Smith is a senior fellow at the Council of Foreign Relations and has published other titles including, Intimate Rivals: Japanese Domestic Politics and a Rising China and Japan’s New Politics and the U.S.-Japan Alliance. As an expert on Japanese foreign policy and politics, she chairs U.S.-Japan Conference on Cultural and Education Interchange (CULCON), and also teaches as an adjunct professor at Georgetown University. In Japan Rearmed, Smith’s account of events unravels everything from the Cold War period, the dilemma between the LDP and public relations, the gradual mobilization of SDF personnel, and the concerns involved in the U.S.-Japan alliance.

Imperial Japan’s crushing defeat in World War II led to a demilitarization and reformation of institutions that were deemed to have led to Japanese modernization: the emperor, the military, and the aristocracy. The emperor would no longer be able to exercise supremacy, and Japan’s aristocracy could not inherit power. Article Nine, drafted under the gun of the U.S. occupation in 1946, is a unique feature in its Constitution, proclaiming that the Japanese people would renounce war forever. The government and military had vowed to never utilize force or power to resolve international disputes. The Supreme Commander of the Allied Powers, General Douglas MacArthur, initially envisioned a complete pacification of Japan, but these priorities would later shift after the U.S. demands of the Cold War.

As President Trump publicly criticized the value of the alliance during his 2016 campaign trail and the security situation in Northeast Asia worsened, Tokyo policymakers became more convinced that the SDF needed to be ready and able to defend the country in wartime. Through the SDF’s successful management during the March 2011 earthquake and a decade of repeated crises, the Japanese public began to shift away from seeing the SDF as a risk to their democracy, and instead more concerned about how Japan would defend itself from an increasing North Korean and Chinese threat. Although the general public remains sensitive to any military action abroad, Japan’s military continues to be organized for self-defense.

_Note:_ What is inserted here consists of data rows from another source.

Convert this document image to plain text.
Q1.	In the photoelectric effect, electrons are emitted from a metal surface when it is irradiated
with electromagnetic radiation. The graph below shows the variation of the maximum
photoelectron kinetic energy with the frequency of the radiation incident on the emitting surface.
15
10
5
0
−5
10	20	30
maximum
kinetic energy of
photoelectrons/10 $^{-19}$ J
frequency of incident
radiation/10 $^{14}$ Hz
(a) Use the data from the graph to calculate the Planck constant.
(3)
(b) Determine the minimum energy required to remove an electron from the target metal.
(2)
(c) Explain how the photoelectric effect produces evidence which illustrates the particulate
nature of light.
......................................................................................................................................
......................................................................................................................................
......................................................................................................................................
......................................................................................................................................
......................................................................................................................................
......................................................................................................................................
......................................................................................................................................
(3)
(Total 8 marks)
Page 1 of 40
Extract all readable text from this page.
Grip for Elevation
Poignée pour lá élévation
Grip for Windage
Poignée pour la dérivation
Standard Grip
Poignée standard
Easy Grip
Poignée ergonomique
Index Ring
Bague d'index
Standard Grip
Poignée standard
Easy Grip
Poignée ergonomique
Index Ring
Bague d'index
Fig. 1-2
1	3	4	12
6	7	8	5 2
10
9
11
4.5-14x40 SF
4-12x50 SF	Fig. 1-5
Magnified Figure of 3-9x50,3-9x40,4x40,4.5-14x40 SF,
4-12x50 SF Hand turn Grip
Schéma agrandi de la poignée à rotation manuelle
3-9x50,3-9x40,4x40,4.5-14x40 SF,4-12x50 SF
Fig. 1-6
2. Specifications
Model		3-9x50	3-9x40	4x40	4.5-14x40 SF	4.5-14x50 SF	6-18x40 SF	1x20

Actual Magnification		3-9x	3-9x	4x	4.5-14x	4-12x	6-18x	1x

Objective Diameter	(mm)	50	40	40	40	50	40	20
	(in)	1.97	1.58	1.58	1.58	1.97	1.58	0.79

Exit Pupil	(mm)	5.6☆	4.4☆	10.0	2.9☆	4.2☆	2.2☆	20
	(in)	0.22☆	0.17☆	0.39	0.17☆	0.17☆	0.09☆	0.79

Its constitution has not been revised, military capabilities are still considered a means of deterrence, and Japanese military planners still think that sustaining U.S. military dominance is the best hope for ensuring Japan’s security. The Trump candidacy brought new concerns and exposed how vulnerable Japan would be to a newly elected president who had the ability to end the alliance and pursue his own security priorities instead.

Smith’s stance throughout the novel is objective and impartial, navigating through each ideological view that framed the period’s debate, whether the individual prime ministers, the Diet, the DPJ, the LDP, or Washington, the book gives deep insight behind each thought process in the decision-making processes. For example, Smith discusses that the first decision to aid in UN PKOs (Peace Keeping Operations) allowed for a legitimate justification to pursue more military power. She describes in detail how the Ministry of Foreign Affairs (MOFA) saw benefits of SDF participation in international military coalitions and argued that this was a necessary demonstration of Japan’s contribution to global security and useful to an international community.

Japan Rearmed is the perfect blend of complex historical context with which to better understand the difficult political nuances of the Japanese government in its public and international relations.

Rei Kitagawa is a senior political science major at LMU and a member of the Asia Media Writers’ Group.